The Future Of Tooling
Now that we know the current limitations of the 3D-printing in metal, let's see what may happen in the future when those limitations are eventually overcome. If we develop printers that can make precise parts from complex components, the manufacturing pace will skyrocket indeed. The dies will be manufactured in mere days and way cheaper considered to today's manufacturing. The cost of machining a single part is very high while 3d-printing a custom pet is actually more profitable rather than making a batch. The hardness of the material won't matter since it is locally melted and not cut.

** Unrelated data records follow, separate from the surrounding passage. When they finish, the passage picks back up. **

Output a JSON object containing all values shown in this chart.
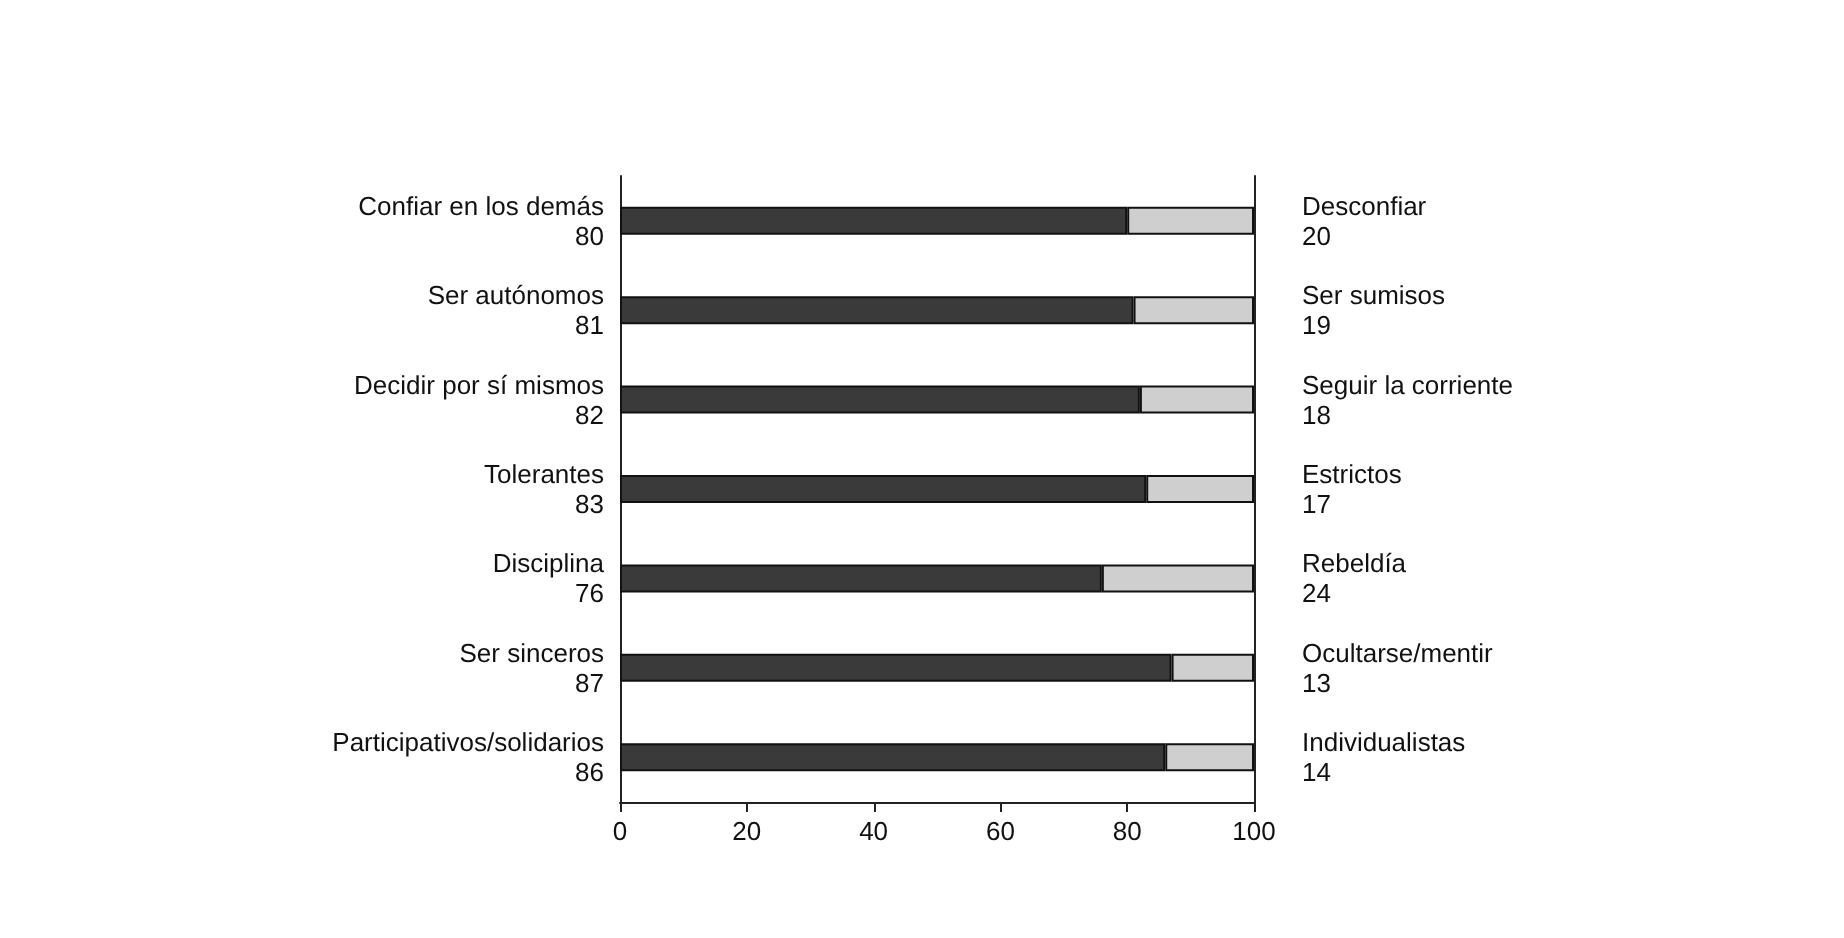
{
  "chart_data": {
    "type": "bar",
    "orientation": "horizontal",
    "stacked": true,
    "data_labels": true,
    "categories": [
      "Confiar en los demás",
      "Ser autónomos",
      "Decidir por sí mismos",
      "Tolerantes",
      "Disciplina",
      "Ser sinceros",
      "Participativos/solidarios"
    ],
    "series": [
      {
        "color": "#3a3a3a",
        "values": [
          80,
          81,
          82,
          83,
          76,
          87,
          86
        ]
      },
      {
        "color": "#cfcfcf",
        "values": [
          20,
          19,
          18,
          17,
          24,
          13,
          14
        ]
      }
    ],
    "xlim": [
      0,
      100
    ],
    "xticks": [
      0,
      20,
      40,
      60,
      80,
      100
    ],
    "grid": false,
    "annotations": [
      "Desconfiar",
      "Ser sumisos",
      "Seguir la corriente",
      "Estrictos",
      "Rebeldía",
      "Ocultarse/mentir",
      "Individualistas"
    ]
  }
}
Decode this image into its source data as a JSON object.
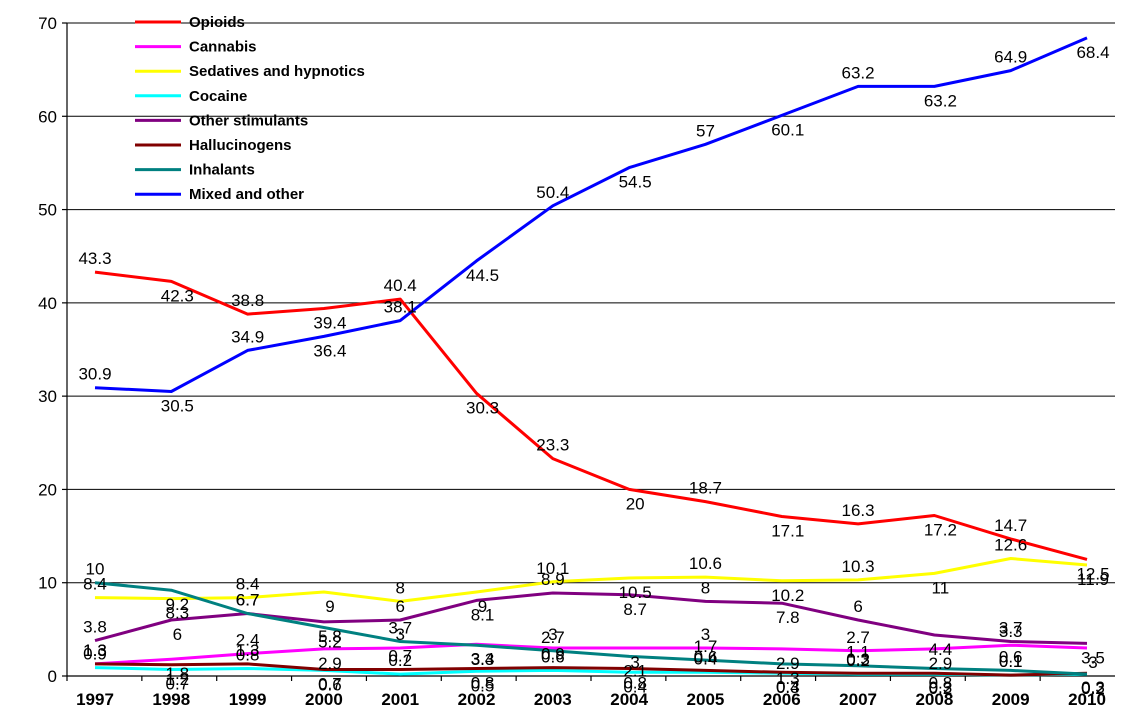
{
  "chart_data": {
    "type": "line",
    "title": "",
    "xlabel": "",
    "ylabel": "",
    "ylim": [
      0,
      70
    ],
    "yticks": [
      0,
      10,
      20,
      30,
      40,
      50,
      60,
      70
    ],
    "grid": true,
    "legend_position": "top-left",
    "categories": [
      "1997",
      "1998",
      "1999",
      "2000",
      "2001",
      "2002",
      "2003",
      "2004",
      "2005",
      "2006",
      "2007",
      "2008",
      "2009",
      "2010"
    ],
    "series": [
      {
        "name": "Opioids",
        "color": "#ff0000",
        "values": [
          43.3,
          42.3,
          38.8,
          39.4,
          40.4,
          30.3,
          23.3,
          20,
          18.7,
          17.1,
          16.3,
          17.2,
          14.7,
          12.5
        ]
      },
      {
        "name": "Cannabis",
        "color": "#ff00ff",
        "values": [
          1.3,
          1.8,
          2.4,
          2.9,
          3,
          3.4,
          3,
          3,
          3,
          2.9,
          2.7,
          2.9,
          3.3,
          3
        ]
      },
      {
        "name": "Sedatives and hypnotics",
        "color": "#ffff00",
        "values": [
          8.4,
          8.3,
          8.4,
          9,
          8,
          9,
          10.1,
          10.5,
          10.6,
          10.2,
          10.3,
          11,
          12.6,
          11.9
        ]
      },
      {
        "name": "Cocaine",
        "color": "#00ffff",
        "values": [
          0.9,
          0.7,
          0.8,
          0.6,
          0.2,
          0.5,
          0.6,
          0.4,
          0.4,
          0.3,
          0.2,
          0.2,
          0.1,
          0.2
        ]
      },
      {
        "name": "Other stimulants",
        "color": "#800080",
        "values": [
          3.8,
          6,
          6.7,
          5.8,
          6,
          8.1,
          8.9,
          8.7,
          8,
          7.8,
          6,
          4.4,
          3.7,
          3.5
        ]
      },
      {
        "name": "Hallucinogens",
        "color": "#800000",
        "values": [
          1.3,
          1.2,
          1.3,
          0.7,
          0.7,
          0.8,
          0.9,
          0.8,
          0.6,
          0.4,
          0.3,
          0.3,
          0.1,
          0.3
        ]
      },
      {
        "name": "Inhalants",
        "color": "#008080",
        "values": [
          10,
          9.2,
          6.7,
          5.2,
          3.7,
          3.3,
          2.7,
          2.1,
          1.7,
          1.3,
          1.1,
          0.8,
          0.6,
          0.2
        ]
      },
      {
        "name": "Mixed and other",
        "color": "#0000ff",
        "values": [
          30.9,
          30.5,
          34.9,
          36.4,
          38.1,
          44.5,
          50.4,
          54.5,
          57,
          60.1,
          63.2,
          63.2,
          64.9,
          68.4
        ]
      }
    ]
  }
}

And last but not least, additive manufacturing can add a lot in terms of inner cooling channels. Drills and bores cannot reach deeper cavities and spaces, which results in different cooling rates. However, additive technologies can offer any complex form of channels that are efficient, evenly spread over the cavity and do not add to the cost of the die.
Additive manufacturing has a long way to go for it to substitute conventional foolproof methods of creating tooling. However, once the technology matured and the properties of its parts are better understood, conventional methods won't stand a chance.